0

I'm trying to split a string of sentences by "." to get each sentence in an array. Like below:

$Text = "Hello, Mr. James. How are you today."
$split= explode(".", $Text);

As you can see $Text contains 2 sentences therefore i should only have 2 elements in the array. The issue i'm having is that sometimes my $Text can contain words like "Mr." or any other word which contains a "." in the middle of a sentence. This will result in the sentences being split from the middle and placed separately in the array like below:

Array ( [0] => Hello, Mr [1] => James [2] => How are you today [3] => )
user3837019
  • 211
  • 1
  • 2
  • 16
  • 1
    Possible duplicate: [Split a text into sentences](http://stackoverflow.com/q/16377437/4577762) – FirstOne Apr 23 '17 at 18:50
  • 1
    @FirstOne Almost. The one you're linking relies on whether there's a letter after a dot / space (Mr. James) would register as 2 sentences with that. I think the only way to do this would be check if the first word after a dot is a valid English dictionary word or just a name. Even so it would be very unreliable – icecub Apr 23 '17 at 18:55
  • 1
    @icecub I didn't flag, just wrote _possible_ ;). Anyways, a google search returned a bunch of results (such as [this](http://stackoverflow.com/questions/2158296/how-to-split-a-paragraph-into-sentences)), but I doubt the op went through all of them. – FirstOne Apr 23 '17 at 19:02
  • @FirstOne Ye I found Natural Language Processing as well. But it's quite a complicated subject. And I wonder how reliable it really is. – icecub Apr 23 '17 at 19:12
  • https://regex101.com/r/nG1gU7/27 – Peter Apr 23 '17 at 19:35
  • @Peter Close, but it fails on other honorifics like "Miss. James" – icecub Apr 23 '17 at 19:38
  • 2
    I think the easiest solution would simply be `/(?<! Mr| Mrs)\./i` and expending the list with all honorifics. – icecub Apr 23 '17 at 19:41
  • 2
    Yes, there isn't perfect solution. There is the closest solution WITH tons of exceptions :) – Peter Apr 23 '17 at 19:43
  • 1
    @Peter Exactly. There's no perfect solution for this problem. Hence I'm not turning this into an answer, haha – icecub Apr 23 '17 at 19:45

1 Answers1

1

You can avoid a lot of exception handling and general misery, if you can ensure that all English sentences are properly spaced at the end of each sentence -- 2 consecutive spaces. This can be difficult when dealing with some digitized strings because sometimes multi-spacing gets condensed to a single space.

This is what I mean:

$Text = "Hello, Mr. James.  How are you today.";
$split = explode("  ", $Text);
var_export($split);
// array ( 0 => 'Hello, Mr. James.', 1 => 'How are you today.', )

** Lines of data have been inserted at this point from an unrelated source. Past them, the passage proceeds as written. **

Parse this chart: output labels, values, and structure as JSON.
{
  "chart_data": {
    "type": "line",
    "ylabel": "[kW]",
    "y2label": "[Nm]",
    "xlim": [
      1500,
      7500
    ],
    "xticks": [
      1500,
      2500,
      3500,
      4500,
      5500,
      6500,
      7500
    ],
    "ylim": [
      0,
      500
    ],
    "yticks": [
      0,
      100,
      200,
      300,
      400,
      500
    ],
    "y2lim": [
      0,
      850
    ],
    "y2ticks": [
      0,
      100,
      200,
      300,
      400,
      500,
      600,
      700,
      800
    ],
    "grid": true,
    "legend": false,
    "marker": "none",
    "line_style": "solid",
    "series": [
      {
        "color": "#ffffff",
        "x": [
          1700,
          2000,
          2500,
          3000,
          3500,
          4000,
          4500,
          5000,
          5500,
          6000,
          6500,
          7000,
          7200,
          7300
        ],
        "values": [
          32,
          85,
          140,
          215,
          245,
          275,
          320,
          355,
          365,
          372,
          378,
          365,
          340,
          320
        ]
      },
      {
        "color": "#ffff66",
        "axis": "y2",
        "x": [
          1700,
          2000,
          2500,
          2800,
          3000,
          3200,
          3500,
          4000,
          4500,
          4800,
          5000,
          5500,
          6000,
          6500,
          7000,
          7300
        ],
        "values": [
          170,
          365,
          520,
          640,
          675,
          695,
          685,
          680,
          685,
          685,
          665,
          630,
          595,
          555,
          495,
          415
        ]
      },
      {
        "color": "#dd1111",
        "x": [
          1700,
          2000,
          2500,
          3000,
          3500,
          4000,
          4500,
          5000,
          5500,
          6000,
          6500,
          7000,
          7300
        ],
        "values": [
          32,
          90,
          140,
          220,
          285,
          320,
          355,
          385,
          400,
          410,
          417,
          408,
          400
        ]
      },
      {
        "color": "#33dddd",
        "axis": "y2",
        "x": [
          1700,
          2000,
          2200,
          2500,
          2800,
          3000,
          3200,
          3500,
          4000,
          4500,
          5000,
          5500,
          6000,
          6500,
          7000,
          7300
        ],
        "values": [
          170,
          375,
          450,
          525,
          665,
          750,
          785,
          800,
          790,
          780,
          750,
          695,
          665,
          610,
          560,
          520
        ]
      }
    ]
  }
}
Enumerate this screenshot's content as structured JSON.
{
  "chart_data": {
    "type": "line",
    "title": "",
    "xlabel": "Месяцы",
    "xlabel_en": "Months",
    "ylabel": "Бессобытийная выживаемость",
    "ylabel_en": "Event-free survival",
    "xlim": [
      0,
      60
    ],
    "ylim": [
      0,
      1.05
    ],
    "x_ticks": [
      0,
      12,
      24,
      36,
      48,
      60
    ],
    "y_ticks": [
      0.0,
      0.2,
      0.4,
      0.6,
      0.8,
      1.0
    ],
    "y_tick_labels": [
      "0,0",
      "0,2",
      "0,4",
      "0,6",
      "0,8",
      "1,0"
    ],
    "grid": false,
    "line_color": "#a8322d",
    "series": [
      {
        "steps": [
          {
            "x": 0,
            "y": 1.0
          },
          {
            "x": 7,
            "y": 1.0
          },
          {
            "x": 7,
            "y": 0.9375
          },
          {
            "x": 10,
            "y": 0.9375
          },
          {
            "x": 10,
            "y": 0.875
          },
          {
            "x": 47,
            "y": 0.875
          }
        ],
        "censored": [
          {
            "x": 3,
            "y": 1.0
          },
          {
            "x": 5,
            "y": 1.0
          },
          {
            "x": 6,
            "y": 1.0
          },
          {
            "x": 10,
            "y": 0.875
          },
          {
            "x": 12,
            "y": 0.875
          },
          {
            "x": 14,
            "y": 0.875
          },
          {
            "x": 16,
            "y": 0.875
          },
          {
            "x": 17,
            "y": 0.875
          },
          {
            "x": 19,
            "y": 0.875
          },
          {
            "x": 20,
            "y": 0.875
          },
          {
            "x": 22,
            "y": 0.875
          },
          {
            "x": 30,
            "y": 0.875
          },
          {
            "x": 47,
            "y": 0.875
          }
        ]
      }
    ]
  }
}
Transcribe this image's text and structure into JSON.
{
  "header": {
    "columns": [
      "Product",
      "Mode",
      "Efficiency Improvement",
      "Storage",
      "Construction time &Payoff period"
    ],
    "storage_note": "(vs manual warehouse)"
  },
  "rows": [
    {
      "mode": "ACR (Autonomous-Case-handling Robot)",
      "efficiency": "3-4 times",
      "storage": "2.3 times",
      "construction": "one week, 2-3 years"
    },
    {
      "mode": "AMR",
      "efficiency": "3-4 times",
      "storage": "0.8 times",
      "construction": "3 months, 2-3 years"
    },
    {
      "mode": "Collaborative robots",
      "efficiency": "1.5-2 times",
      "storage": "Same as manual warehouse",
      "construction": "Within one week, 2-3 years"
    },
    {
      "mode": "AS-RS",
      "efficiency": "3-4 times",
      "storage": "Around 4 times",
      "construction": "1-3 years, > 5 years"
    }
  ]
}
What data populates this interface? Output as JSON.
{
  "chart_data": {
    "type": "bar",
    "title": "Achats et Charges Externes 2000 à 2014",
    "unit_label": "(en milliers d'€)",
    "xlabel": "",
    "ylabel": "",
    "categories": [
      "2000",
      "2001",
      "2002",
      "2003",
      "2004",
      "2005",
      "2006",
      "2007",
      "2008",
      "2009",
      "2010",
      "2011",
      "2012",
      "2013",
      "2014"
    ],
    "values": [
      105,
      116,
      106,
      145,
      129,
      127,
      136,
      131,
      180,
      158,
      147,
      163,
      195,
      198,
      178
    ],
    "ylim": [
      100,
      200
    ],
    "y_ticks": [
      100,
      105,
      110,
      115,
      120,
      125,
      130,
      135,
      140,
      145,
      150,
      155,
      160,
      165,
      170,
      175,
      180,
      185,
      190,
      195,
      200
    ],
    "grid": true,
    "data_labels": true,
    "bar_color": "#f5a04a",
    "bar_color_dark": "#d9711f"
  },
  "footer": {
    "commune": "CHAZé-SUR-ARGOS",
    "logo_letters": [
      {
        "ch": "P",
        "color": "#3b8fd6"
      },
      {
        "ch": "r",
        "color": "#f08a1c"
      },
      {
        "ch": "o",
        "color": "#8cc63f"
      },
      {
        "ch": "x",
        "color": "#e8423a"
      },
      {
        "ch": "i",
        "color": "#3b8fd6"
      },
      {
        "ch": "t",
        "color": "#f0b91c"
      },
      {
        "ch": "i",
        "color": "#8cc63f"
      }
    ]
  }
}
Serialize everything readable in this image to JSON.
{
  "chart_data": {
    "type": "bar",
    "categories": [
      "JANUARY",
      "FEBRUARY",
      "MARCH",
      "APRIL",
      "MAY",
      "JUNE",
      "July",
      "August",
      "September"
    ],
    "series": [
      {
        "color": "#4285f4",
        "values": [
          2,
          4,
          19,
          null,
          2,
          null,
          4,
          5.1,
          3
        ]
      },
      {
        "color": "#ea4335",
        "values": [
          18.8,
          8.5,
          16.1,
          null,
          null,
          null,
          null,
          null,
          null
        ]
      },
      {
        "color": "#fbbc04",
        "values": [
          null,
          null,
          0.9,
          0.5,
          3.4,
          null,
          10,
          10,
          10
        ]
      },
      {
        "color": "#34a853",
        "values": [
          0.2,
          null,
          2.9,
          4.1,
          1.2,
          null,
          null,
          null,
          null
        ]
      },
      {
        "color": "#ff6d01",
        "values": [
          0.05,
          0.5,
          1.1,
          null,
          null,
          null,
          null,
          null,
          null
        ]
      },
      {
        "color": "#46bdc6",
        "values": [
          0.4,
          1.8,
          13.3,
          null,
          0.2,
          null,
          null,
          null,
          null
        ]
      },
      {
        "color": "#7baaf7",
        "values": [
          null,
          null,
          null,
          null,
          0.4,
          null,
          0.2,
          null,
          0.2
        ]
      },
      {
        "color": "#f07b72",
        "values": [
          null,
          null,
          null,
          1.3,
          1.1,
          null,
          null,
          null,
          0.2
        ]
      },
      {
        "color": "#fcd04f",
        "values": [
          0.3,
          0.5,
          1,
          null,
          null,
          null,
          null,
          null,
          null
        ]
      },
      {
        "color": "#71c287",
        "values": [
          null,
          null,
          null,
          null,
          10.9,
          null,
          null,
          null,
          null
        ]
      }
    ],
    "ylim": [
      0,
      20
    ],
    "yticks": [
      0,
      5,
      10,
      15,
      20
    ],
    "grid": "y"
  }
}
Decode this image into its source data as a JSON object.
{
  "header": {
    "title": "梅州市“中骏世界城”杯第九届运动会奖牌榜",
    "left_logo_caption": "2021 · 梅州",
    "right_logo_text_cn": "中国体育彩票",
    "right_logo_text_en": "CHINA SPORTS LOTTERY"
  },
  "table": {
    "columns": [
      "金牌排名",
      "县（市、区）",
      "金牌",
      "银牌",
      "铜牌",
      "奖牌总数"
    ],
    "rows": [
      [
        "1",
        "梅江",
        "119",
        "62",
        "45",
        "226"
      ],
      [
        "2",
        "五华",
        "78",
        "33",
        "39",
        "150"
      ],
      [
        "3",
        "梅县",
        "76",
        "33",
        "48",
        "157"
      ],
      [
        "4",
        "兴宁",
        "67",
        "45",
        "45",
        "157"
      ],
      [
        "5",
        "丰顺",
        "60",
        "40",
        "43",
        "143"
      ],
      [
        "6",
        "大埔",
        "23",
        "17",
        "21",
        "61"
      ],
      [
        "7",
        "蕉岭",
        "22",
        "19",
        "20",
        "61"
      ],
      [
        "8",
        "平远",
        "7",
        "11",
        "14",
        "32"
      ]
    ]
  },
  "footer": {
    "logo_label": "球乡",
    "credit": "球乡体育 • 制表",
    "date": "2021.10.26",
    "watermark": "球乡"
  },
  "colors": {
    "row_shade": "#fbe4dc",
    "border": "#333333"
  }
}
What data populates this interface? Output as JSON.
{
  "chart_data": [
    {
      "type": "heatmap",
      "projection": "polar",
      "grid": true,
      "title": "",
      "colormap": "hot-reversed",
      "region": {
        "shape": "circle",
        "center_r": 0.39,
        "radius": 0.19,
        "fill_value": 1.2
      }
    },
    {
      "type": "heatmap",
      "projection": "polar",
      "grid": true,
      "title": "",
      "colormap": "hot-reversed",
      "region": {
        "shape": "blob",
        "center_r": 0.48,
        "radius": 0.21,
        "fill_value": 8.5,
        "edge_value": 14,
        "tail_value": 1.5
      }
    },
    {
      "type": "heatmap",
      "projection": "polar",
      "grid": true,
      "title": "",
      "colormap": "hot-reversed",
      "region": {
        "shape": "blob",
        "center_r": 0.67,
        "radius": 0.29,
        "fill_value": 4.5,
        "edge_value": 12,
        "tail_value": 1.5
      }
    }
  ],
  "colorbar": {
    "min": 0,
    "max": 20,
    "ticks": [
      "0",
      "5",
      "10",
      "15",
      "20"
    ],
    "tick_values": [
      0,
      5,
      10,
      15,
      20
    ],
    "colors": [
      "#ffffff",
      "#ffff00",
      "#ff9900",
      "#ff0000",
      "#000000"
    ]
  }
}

Exploding on each space-space will give you a reliable result. If you want good output, you'll need to use good input.


If you want to blacklist a few predictable substrings that should not be use to split the string, then you can use (*SKIP)(*FAIL) for that.

Code: (Demo)

$text = "Hello, Mr. James. How are you today.";

var_export(
    preg_split('~(?:Mrs?|Miss|Ms|Prof|Rev|Col|Dr)[.?!:](*SKIP)(*F)|[.?!:]+\K\s+~', $text, 0, PREG_SPLIT_NO_EMPTY)
);

Output:

array (
  0 => 'Hello, Mr. James.',
  1 => 'How are you today.',
)
mickmackusa
  • 43,625
  • 12
  • 83
  • 136